Thoughts and Experiments with NER-2

In the last post, I wrote about the general idea of Named Entity Recognition, the issues I noticed in the way researchers discuss the problem in contemporary research articles. My point for this post is to show - we don’t need complex models to report state-of-the-art accuracies on standard datasets. I took a freely available dataset (CONLL-03) and trained three NER models:

  • a Neural model, from Anago, which uses a Bi-directional LSTMs coupled with a CRF, and do not rely on anything other than annotated training data and, if needed, pre-trained word embeddings.
  • a sequence labeling model (i.e., current prediction depends on previous predictions too) using CRF-Suite in Python implementation. Much has been written in the non-neural era about feature engineering for NER. Even standard textbooks list some common features. I just used word and part-of-speech contexts as features.
  • a general classification model, which looks at each word, and classifies it into one of the named entity categories, without bothering about previous labels. I used the same features as CRF, and used a random forest classifier.

I tried with a couple of others as well, changing datasets, mixing models, adding more features etc. But, you get the overall picture!.

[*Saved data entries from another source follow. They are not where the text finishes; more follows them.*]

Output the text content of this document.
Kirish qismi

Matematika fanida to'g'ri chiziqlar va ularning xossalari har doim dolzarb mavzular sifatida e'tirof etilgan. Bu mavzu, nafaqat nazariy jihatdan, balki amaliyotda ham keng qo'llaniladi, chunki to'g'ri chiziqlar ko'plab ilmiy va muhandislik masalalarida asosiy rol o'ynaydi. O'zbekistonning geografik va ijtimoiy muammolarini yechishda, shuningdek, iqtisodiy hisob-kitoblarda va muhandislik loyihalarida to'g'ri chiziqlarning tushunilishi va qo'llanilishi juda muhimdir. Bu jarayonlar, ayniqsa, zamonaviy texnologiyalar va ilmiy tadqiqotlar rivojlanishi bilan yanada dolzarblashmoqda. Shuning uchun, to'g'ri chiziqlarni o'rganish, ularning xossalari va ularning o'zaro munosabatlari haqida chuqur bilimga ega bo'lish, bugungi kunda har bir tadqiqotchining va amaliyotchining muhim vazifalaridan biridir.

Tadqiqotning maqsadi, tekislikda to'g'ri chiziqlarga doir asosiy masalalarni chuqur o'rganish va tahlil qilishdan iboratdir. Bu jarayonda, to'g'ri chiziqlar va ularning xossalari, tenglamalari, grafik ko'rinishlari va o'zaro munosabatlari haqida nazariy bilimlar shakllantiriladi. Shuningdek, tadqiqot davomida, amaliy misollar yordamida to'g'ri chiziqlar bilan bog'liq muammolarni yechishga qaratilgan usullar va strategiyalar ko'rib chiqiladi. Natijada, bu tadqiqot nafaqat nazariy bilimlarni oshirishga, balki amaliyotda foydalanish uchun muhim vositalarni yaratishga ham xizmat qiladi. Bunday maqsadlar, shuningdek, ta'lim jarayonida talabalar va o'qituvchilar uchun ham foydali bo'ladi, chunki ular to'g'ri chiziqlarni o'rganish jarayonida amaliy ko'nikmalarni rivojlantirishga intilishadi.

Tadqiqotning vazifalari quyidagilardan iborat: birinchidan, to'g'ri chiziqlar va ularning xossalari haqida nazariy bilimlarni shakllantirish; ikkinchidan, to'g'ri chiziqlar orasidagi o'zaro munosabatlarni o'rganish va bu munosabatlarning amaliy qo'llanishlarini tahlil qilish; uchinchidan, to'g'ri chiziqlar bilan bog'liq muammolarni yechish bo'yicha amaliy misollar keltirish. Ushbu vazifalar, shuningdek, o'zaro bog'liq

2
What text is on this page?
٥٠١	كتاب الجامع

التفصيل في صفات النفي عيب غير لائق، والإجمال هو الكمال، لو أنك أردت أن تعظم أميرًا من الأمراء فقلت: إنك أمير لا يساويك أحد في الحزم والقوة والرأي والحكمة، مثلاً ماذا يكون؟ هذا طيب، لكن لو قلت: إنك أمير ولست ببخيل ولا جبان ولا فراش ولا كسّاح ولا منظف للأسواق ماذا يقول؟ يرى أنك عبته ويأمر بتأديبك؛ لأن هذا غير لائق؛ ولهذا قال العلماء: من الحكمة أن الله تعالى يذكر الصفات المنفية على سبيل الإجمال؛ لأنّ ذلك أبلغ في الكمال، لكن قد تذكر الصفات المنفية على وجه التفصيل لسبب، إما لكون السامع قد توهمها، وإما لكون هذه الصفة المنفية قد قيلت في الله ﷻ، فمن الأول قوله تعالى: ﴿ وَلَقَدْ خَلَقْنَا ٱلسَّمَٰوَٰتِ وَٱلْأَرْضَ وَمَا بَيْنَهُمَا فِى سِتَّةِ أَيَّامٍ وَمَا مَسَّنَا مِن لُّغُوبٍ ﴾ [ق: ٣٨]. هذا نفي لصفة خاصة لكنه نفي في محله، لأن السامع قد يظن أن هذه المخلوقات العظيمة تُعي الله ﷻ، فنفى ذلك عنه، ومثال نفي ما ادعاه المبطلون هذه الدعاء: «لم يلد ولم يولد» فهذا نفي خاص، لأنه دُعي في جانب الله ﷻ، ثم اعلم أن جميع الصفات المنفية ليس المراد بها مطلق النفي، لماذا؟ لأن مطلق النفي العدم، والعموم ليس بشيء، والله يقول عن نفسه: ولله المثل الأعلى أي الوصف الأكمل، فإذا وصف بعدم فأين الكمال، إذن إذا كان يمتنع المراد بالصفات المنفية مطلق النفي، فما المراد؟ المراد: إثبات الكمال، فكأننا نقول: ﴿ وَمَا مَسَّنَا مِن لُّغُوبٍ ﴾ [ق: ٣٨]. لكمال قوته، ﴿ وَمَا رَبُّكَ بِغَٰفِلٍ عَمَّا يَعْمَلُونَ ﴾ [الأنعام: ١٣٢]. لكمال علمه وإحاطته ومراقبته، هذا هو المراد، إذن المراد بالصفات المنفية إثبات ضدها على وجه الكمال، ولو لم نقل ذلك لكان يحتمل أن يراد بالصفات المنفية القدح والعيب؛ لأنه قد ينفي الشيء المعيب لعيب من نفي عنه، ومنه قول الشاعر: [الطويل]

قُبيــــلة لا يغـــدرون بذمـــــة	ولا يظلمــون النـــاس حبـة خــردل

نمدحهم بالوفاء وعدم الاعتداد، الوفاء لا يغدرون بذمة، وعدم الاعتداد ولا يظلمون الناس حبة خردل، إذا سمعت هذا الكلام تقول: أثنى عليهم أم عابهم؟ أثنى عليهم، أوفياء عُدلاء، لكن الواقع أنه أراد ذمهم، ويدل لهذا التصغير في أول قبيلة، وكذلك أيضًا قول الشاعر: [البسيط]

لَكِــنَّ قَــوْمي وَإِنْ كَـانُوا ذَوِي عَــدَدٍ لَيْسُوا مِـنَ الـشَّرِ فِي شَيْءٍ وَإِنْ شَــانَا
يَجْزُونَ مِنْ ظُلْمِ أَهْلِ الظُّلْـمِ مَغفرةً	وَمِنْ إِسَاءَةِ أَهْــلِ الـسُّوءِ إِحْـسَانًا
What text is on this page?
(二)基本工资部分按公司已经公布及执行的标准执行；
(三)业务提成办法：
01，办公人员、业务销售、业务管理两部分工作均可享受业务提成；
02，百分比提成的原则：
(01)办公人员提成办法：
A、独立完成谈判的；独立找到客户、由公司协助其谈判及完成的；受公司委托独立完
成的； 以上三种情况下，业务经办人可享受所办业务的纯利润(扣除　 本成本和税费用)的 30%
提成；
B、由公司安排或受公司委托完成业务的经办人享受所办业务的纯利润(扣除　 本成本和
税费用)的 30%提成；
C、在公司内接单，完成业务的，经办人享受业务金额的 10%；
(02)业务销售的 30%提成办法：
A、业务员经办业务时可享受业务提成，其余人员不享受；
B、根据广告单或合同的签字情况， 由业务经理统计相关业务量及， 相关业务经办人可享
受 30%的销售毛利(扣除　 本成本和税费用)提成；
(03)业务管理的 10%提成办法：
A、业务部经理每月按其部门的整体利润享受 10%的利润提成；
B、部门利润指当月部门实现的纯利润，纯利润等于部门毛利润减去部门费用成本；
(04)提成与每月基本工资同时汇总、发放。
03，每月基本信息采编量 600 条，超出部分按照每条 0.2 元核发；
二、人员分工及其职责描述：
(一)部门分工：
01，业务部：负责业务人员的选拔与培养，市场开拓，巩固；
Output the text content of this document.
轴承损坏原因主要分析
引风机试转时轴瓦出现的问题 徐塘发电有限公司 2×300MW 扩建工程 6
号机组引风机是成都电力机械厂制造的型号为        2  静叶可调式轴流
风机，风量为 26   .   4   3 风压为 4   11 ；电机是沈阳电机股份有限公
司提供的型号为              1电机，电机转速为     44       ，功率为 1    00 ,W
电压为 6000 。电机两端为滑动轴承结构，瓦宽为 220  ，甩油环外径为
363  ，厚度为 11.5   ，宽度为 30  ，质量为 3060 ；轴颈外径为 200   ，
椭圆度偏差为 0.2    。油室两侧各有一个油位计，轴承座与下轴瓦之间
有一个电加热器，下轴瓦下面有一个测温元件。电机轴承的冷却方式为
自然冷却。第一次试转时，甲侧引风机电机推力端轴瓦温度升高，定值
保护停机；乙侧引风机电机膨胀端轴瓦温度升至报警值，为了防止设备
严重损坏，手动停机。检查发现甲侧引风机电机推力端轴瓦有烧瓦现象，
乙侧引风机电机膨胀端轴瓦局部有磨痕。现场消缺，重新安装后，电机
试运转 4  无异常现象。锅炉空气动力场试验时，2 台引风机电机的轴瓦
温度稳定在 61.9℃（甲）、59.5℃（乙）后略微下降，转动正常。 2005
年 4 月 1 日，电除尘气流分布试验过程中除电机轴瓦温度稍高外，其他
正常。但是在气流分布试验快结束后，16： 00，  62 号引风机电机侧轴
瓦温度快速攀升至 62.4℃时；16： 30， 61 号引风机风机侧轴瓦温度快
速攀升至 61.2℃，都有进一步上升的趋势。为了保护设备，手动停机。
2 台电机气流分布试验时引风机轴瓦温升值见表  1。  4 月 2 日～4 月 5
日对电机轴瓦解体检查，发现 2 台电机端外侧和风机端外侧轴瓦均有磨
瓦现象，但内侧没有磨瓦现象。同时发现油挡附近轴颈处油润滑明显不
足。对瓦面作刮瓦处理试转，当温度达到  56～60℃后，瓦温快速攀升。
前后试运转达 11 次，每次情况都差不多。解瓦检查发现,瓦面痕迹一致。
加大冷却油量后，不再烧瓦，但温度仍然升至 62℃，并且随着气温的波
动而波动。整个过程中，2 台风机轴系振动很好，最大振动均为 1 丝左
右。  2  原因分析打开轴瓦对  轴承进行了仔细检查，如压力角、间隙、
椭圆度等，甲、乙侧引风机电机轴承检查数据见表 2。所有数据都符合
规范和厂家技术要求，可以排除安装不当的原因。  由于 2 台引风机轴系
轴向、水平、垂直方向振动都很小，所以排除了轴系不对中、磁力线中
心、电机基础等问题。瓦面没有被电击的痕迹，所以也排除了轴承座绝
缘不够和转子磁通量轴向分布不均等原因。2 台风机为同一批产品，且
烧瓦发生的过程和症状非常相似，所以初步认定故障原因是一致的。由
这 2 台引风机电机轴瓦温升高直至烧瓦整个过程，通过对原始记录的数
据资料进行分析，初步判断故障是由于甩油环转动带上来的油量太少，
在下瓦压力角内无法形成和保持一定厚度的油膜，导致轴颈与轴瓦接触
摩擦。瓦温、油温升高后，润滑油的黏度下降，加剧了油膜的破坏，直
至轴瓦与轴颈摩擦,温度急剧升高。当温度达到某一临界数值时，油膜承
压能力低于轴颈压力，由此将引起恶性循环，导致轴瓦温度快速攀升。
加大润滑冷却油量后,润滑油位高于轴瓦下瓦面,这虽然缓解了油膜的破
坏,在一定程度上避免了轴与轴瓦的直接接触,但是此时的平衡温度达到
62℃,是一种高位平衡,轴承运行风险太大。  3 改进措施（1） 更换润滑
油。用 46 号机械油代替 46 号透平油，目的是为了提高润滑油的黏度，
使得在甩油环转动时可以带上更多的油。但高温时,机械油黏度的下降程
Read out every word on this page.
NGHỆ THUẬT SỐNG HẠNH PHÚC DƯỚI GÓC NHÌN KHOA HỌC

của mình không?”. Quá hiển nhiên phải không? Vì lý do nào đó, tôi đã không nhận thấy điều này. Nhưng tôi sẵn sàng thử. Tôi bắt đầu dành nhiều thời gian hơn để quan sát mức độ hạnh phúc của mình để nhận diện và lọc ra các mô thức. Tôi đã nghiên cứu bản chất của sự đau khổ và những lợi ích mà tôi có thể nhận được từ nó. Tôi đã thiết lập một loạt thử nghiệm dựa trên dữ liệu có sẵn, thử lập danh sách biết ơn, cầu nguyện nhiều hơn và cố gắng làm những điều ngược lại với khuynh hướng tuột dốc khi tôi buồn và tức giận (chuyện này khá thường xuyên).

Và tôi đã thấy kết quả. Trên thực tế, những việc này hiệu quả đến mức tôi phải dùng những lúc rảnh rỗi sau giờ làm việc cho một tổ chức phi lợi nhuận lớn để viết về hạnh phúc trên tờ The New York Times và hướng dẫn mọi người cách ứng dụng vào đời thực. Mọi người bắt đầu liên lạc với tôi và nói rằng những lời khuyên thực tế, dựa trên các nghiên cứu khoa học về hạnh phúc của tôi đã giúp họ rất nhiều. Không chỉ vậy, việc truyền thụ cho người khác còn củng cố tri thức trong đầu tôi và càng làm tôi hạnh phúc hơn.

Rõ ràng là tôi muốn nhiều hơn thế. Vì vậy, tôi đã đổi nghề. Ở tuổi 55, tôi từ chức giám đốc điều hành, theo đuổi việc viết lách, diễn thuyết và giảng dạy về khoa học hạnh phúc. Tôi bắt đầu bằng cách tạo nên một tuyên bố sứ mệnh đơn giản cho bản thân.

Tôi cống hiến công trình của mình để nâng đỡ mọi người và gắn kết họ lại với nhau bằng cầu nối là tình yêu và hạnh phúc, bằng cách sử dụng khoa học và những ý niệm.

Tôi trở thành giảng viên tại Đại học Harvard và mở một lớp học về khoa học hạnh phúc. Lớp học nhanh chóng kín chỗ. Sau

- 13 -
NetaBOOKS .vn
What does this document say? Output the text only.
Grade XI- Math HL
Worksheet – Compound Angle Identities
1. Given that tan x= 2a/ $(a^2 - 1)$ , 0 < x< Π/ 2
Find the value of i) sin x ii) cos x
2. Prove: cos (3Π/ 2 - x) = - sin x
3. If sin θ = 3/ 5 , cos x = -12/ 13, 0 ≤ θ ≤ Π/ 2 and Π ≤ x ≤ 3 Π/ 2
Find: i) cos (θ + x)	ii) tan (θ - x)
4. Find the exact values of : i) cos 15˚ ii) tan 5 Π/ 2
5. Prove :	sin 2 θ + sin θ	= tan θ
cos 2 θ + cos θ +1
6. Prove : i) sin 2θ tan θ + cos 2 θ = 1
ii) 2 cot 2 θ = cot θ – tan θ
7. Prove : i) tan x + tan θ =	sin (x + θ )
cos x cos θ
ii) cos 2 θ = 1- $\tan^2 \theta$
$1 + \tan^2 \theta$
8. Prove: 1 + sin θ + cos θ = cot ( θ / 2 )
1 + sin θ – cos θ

While I tried the models in the above mentioned order, it really should have been the reverse. So, let me discuss in reverse. [Note: I am just dumping down my thoughts. This is not intended to be a pedagogical post/tutorial/lecture notes. However, I will be sharing whatever code I wrote for this post.]

NER as word classification Conventional wisdom tells you - do not do this! Contemporary wisdom tells you - do not go beyond neural nets. I rejected both the wise warnings, and did it nevertheless, for the following reasons:

  • I saw several state of the art research articles talking about 90-92% F-scores on this CONLL-03 dataset (which can be found in Anago link above). That made me wonder - what is it like without a neural model?
  • That took me to CRFs, which gave me an F-score of 92.54% with very unimaginative features [You put some effort into thinking about simple features, and you can reach 95+ on that dataset, believe me. I did].
  • That left me wondering - really? what is it like if I don’t use even CRFs, and just treat NER as word level classification problem?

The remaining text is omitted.